Clinical and Mycological Studies on Dermatomycosis (2001-2010).
- Author:
Yong Woo LEE
1
;
Sook Jung YUN
;
Jee Bum LEE
;
Seong Jin KIM
;
Seung Chul LEE
;
Young Ho WON
Author Information
1. Department of Dermatology, Chonnam National University Medical School, Gwangju, Korea. yhwon@chonnam.ac.kr
- Publication Type:Original Article
- Keywords:
Clinical and mycological studies;
Dermatomycosis
- MeSH:
Agar;
Age Distribution;
Candida;
Dermatomycoses;
Geography;
Glucose;
Humans;
Incidence;
Onychomycosis;
Outpatients;
Prevalence;
Social Environment;
Tinea Pedis;
Trichophyton
- From:Korean Journal of Medical Mycology
2013;18(2):30-38
- CountryRepublic of Korea
- Language:Korean
-
Abstract:
BACKGROUND: The prevalence and clinical characteristics of dermatomycosis are not static but change under the influence of various forces such as geographic factor, social environment and development in prophylaxis and treatment.
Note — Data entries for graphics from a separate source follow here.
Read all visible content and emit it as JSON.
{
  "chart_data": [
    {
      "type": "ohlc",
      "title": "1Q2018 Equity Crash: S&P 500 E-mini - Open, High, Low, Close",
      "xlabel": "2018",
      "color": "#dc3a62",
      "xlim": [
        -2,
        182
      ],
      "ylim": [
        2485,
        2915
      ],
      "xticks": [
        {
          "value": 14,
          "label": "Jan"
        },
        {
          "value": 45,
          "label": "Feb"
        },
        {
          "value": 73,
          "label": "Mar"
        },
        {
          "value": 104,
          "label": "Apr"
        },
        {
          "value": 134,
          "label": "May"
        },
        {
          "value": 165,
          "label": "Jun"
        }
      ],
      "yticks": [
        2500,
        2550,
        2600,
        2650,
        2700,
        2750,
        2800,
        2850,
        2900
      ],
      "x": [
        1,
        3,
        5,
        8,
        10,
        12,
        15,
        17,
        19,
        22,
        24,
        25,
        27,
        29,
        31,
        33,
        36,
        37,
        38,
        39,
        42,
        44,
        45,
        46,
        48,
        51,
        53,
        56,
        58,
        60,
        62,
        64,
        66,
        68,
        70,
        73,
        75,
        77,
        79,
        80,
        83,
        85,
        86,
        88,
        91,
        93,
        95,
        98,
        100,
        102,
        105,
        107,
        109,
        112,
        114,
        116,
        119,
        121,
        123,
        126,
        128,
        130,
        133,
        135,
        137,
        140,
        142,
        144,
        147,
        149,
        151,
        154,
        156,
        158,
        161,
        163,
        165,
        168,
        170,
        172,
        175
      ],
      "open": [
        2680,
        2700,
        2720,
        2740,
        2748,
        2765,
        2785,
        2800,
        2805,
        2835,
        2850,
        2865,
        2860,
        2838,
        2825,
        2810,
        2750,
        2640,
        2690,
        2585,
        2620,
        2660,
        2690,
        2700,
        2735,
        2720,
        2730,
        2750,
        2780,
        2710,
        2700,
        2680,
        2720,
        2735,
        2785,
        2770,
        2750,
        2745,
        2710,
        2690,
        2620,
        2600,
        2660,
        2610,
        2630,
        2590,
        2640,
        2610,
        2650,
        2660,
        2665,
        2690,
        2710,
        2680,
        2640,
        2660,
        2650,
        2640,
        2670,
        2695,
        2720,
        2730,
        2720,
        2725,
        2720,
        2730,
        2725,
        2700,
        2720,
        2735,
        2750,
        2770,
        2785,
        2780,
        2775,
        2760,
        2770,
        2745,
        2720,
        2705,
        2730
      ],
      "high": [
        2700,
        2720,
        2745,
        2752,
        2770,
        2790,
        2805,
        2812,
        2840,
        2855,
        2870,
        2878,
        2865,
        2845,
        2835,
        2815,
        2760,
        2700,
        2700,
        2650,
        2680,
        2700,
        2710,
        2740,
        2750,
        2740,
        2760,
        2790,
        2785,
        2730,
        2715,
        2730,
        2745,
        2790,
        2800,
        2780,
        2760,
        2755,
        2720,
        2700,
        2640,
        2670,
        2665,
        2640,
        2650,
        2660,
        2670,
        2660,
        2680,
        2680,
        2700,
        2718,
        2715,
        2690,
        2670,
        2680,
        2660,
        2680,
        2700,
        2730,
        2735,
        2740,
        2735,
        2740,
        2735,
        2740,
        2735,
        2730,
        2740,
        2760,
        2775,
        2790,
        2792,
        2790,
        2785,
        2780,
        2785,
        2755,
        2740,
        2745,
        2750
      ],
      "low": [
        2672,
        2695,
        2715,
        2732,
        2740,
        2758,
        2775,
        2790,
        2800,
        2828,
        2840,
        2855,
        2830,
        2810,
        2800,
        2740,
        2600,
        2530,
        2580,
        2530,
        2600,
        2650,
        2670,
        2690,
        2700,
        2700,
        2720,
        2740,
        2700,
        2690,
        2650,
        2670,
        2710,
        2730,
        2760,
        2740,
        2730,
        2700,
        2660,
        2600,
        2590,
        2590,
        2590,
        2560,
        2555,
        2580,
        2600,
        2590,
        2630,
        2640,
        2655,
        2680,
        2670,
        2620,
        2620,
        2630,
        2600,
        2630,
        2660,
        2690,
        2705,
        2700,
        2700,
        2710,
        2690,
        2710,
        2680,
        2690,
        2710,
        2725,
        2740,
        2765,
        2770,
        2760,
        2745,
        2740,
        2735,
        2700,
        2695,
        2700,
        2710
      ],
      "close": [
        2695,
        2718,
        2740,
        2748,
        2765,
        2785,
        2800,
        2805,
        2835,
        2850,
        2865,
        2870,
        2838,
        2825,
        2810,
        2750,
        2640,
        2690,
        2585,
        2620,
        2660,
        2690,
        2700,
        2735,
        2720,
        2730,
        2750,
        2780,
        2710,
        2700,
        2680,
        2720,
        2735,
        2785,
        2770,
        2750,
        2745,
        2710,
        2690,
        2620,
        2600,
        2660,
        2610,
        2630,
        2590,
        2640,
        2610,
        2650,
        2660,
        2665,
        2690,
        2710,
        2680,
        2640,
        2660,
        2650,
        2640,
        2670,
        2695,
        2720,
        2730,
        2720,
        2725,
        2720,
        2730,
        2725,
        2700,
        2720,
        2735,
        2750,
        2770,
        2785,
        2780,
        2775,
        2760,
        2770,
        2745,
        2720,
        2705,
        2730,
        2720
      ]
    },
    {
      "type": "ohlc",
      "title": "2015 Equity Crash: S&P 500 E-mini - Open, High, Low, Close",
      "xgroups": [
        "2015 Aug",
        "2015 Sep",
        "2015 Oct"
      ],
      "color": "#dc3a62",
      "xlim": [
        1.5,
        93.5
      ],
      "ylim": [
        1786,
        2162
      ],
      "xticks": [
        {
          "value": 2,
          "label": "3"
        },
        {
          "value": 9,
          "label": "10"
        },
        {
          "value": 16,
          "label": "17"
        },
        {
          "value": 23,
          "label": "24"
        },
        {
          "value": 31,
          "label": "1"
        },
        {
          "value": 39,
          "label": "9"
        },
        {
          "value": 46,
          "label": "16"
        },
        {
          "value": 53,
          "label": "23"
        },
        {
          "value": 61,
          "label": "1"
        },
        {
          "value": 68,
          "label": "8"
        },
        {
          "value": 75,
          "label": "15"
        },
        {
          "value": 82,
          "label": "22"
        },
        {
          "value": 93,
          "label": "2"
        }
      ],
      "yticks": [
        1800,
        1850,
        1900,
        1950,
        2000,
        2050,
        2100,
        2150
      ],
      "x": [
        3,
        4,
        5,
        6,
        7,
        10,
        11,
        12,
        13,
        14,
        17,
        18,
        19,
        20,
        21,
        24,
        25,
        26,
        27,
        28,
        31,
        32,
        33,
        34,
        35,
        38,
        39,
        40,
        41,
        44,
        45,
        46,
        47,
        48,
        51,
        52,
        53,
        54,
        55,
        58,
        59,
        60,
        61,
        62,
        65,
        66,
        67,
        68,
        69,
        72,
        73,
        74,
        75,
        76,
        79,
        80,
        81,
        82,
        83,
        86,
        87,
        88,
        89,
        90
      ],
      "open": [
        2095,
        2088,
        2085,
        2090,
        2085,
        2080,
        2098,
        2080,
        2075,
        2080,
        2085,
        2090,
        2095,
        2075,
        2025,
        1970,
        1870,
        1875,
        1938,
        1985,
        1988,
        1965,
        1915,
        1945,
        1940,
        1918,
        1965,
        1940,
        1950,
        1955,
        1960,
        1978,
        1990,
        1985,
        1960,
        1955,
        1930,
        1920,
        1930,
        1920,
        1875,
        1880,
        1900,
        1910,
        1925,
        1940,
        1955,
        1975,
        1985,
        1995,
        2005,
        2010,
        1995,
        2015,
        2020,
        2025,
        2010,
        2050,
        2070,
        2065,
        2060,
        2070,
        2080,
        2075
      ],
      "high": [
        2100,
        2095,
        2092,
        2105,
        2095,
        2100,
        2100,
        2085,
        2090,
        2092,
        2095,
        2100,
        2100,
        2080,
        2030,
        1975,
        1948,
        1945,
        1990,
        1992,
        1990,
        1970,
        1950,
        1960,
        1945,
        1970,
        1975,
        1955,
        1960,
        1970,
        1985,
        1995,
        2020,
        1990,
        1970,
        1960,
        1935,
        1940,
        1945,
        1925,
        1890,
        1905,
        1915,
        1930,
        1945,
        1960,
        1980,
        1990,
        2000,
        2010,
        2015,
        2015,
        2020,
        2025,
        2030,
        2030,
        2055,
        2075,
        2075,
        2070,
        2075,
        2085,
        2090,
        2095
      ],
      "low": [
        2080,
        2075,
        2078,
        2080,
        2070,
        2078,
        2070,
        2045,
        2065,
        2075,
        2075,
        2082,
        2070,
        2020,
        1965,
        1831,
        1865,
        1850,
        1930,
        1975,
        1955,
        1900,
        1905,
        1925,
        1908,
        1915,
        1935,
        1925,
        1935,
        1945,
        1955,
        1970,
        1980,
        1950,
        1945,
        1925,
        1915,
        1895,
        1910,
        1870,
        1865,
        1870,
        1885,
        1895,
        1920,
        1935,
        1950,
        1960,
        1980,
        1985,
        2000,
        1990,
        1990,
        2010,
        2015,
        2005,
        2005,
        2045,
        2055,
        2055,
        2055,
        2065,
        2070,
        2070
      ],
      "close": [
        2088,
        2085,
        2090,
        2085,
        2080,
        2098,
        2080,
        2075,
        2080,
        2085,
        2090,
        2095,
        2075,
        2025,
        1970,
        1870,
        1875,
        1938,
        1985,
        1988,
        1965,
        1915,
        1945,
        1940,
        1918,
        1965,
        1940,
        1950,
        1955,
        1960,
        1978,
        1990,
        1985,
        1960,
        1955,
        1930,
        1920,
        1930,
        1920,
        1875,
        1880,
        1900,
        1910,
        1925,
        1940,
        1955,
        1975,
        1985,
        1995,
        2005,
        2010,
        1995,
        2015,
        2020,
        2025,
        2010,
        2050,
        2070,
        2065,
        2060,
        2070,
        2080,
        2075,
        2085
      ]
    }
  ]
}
OBJECTIVE: To investigate the present status of dermatomycosis and changes on the prevalence, sex, age distribution and causative organisms. METHODS: We performed clinical and mycological studies on 7,785 cases of dermatomycosis among outpatients of Dermatologic clinic of Chonnam University Hospital for 10 years, from January 2001 to December 2010. RESULTS: The incidence of dermatomycosis was 12.5% of outpatients and show the highest incidence over 7th decades (24.2%). The incidence of tinea pedis (24.1%) was the highest, followed by onychomycosis (18.1%). Coexisting fungal infections were found 693 (9.2%) and the cases of tinea pedis with onychomycosis were the most common. The positive rate of KOH examination was 49.7% and the positive rate of culture on Sabouraud's dextrose agar media was 36.5%. Trichophyton rubrum was the most common causative organism of dermatomycosis (51.1%), followed by Candida species (33.2%). CONCLUSIONS: Consideration of the changes between current and past epidemiologic, clinical and mycological features in the cutaneous fungal infections are important to investigational efforts, diagnosis, and treatment.